La niña de los tres maridos
Había un padre que tenía una hija muy hermosa, pero muy voluntariosa y
terca. Se presentaron tres novios a cual más apuestos, que le pidieron
su hija; él contestó que los tres tenían su beneplácito, y que
preguntaría a su hija a cuál de ellos prefería.
Así lo hizo, y la niña le contestó que a los tres
-Pero, hija, si eso no puede ser.
-Elijo a los tres -contestó la niña.
-Habla en razón, mujer -volvió a decir el padre-. ¿A cuál de ellos doy
el sí?
-A los tres -volvió a contestar la niña, y no hubo quien la sacase de
ahí.
El pobre padre se fue mohíno, y les dijo a los tres pretendientes que su
hija los quería a los tres; pero que como eso no era posible, que él
había determinado que se fuesen por esos mundos de Dios a buscar y
traerles una cosa única en su especie, y aquel que trajese la mejor y
más rara sería el que se casase con su hija.
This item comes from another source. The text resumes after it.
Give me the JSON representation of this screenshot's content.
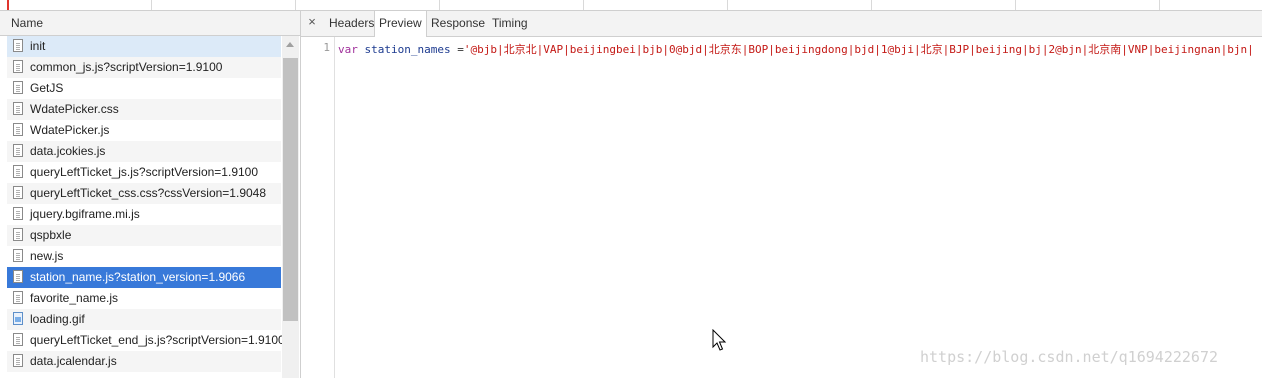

Pusiéronse en camino, cada cual por su lado, y al cabo de mucho tiempo
se volvieron a reunir allende los mares, en lejanas tierras, sin que
ninguno hubiese hallado cosa hermosa y única en su especie. Estando en
estas tribulaciones, sin cesar de procurar lo que buscaban, se encontró
el primero que había llegado con un viejecito, que le dijo si le quería
comprar un espejito.
Contestó que no, puesto que para nada le podía servir aquel espejo, tan
chico y tan feo.
Entonces el vendedor le dijo que tenía aquel espejo una gran virtud, y
era que se veían en él las personas que su dueño deseaba ver; y
habiéndose cerciorado de que ello era cierto, se lo compró por lo que le
pidió.
El que había llegado el segundo, al pasar por una calle se encontró al
mismo viejecito, que le preguntó si le quería comprar un botecito con
bálsamo.
-¿Para qué me ha de servir ese bálsamo? -preguntó al viejecito.
-Dios sabe -respondió este-; pues este bálsamo tiene una gran virtud,
que es la de hacer resucitar a los muertos.
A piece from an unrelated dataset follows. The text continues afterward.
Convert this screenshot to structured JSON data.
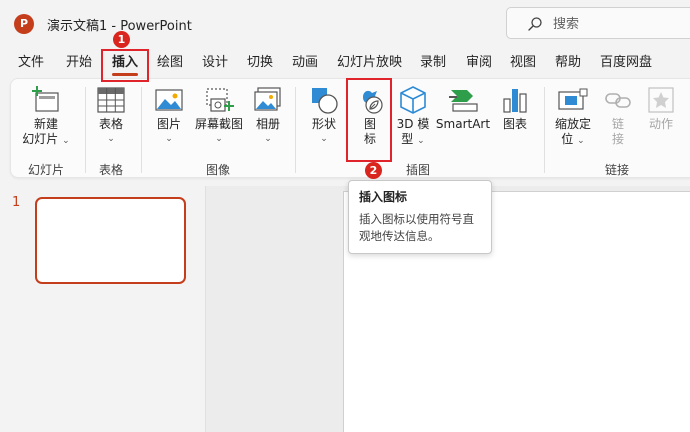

En aquel momento acertó a pasar por allí un entierro; se fue a la caja,
le echó una gota de bálsamo en la boca al difunto, que se levantó tan
bueno y dispuesto, cargó con su ataúd y se fue a su casa; lo que visto
por el segundo pretendiente, compró al viejecito su bálsamo por lo que
le pidió.
Mientras el tercer pretendiente paseaba metido en sus conflictos por la
orilla del mar, vio llegar sobre las olas una arca muy grande, y
acercándose a la playa, se abrió, y salieron saltando en tierra
infinidad de pasajeros.
El último, que era un viejecito, se acercó a él y le dijo si le quería
comprar aquella arca.
-¿Para qué la quiero yo -respondió el pretendiente-, si no puede servir
sino para hacer una hoguera?.
-No, señor -repuso el viejecito-, que posee una gran virtud, pues que en
pocas horas lleva a su dueño y a los que con él se embarcan adonde
apetecen ir y donde deseen. Ello es cierto; puede usted cerciorarse por
estos pasajeros, que hace pocas horas se hallaban en las playas de
España.
Cerciorose el caballero, y compró el arca por lo que le pidió su dueño.
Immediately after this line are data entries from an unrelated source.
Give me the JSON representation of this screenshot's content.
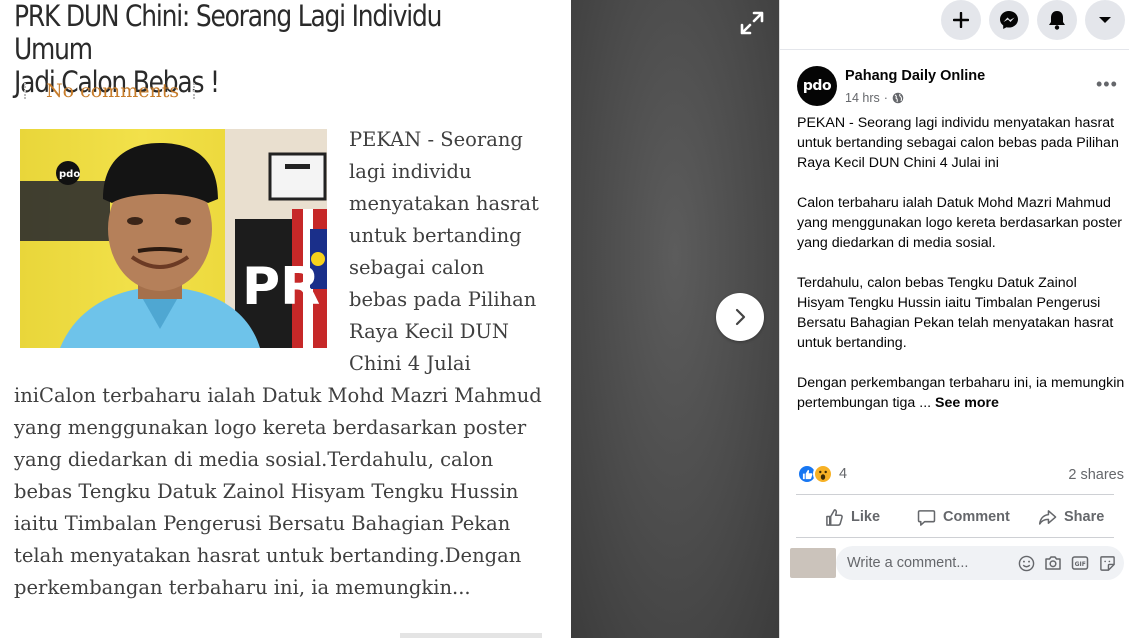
{
  "article": {
    "title": "PRK DUN Chini: Seorang Lagi Individu Umum\nJadi Calon Bebas !",
    "comments_link": "No comments",
    "body": "PEKAN - Seorang lagi individu menyatakan hasrat untuk bertanding sebagai calon bebas pada Pilihan Raya Kecil DUN Chini 4 Julai iniCalon terbaharu ialah Datuk Mohd Mazri Mahmud yang menggunakan logo kereta berdasarkan poster yang diedarkan di media sosial.Terdahulu, calon bebas Tengku Datuk Zainol Hisyam Tengku Hussin iaitu Timbalan Pengerusi Bersatu Bahagian Pekan telah menyatakan hasrat untuk bertanding.Dengan perkembangan terbaharu ini, ia memungkin...",
    "photo_logo": "pdo",
    "photo_sign": "PR"
  },
  "viewer": {
    "expand_icon": "expand-icon",
    "next_icon": "chevron-right-icon"
  },
  "topbar": {
    "buttons": [
      "plus-icon",
      "messenger-icon",
      "bell-icon",
      "caret-down-icon"
    ]
  },
  "post": {
    "avatar_text": "pdo",
    "page_name": "Pahang Daily Online",
    "time": "14 hrs",
    "audience_icon": "globe-icon",
    "paragraphs": [
      "PEKAN - Seorang lagi individu menyatakan hasrat untuk bertanding sebagai calon bebas pada Pilihan Raya Kecil DUN Chini 4 Julai ini",
      "Calon terbaharu ialah Datuk Mohd Mazri Mahmud yang menggunakan logo kereta berdasarkan poster yang diedarkan di media sosial.",
      "Terdahulu, calon bebas Tengku Datuk Zainol Hisyam Tengku Hussin iaitu Timbalan Pengerusi Bersatu Bahagian Pekan telah menyatakan hasrat untuk bertanding."
    ],
    "last_paragraph": "Dengan perkembangan terbaharu ini, ia memungkin pertembungan tiga ...",
    "see_more": "See more",
    "reaction_count": "4",
    "reactions": [
      "like-reaction",
      "wow-reaction"
    ],
    "shares": "2 shares",
    "actions": {
      "like": "Like",
      "comment": "Comment",
      "share": "Share"
    },
    "comment_placeholder": "Write a comment...",
    "comment_icons": [
      "emoji-icon",
      "camera-icon",
      "gif-icon",
      "sticker-icon"
    ]
  },
  "colors": {
    "accent": "#1877f2",
    "comments_link": "#c77c2a",
    "viewer_bg": "#4b4b4b"
  }
}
Al día siguiente se reunieron los tres, y cada cual contó muy satisfecho
que ya había hallado lo que deseaba, y que iba, pues, a regresar a
España.
El primero dijo cómo había comprado un espejo, en el que se veía, con
sólo desearlo, la persona ausente que se quería ver; y para probarlo
presentó su espejo, deseando ver a la niña que todos tres pretendían.
¡Pero cual sería su asombro cuando la vieron tendida en un ataúd y
muerta!
-Yo tengo -exclamó el que había comprado el bote- un bálsamo, que la
resucitaría; pero de aquí a que lleguemos, ya estará enterrada y comida
de gusanos,
-Pues yo tengo -dijo a su vez el que había comprado el arca- un arca que
en pocas horas nos pondrá en España.
Corrieron entonces a embarcarse en el arca, y a las pocas horas saltaron
en tierra, y se encaminaron al pueblo en que se hallaba el padre de su
pretendida.
Hallaron a este en el mayor desconsuelo, por la muerte de su hija, que
aún se hallaba de cuerpo presente.
Ellos le pidieron que los llevase a verla; y cuando estuvieron en el
cuarto en que se encontraba el féretro, se acercó el que tenía el
bálsamo, echó unas gotas sobre los labios de la difunta, la que se
levantó tan buena y risueña de su ataúd, y volviéndose a su padre, le
dijo:
-¿Lo ve usted, padre, cómo los necesitaba a los tres?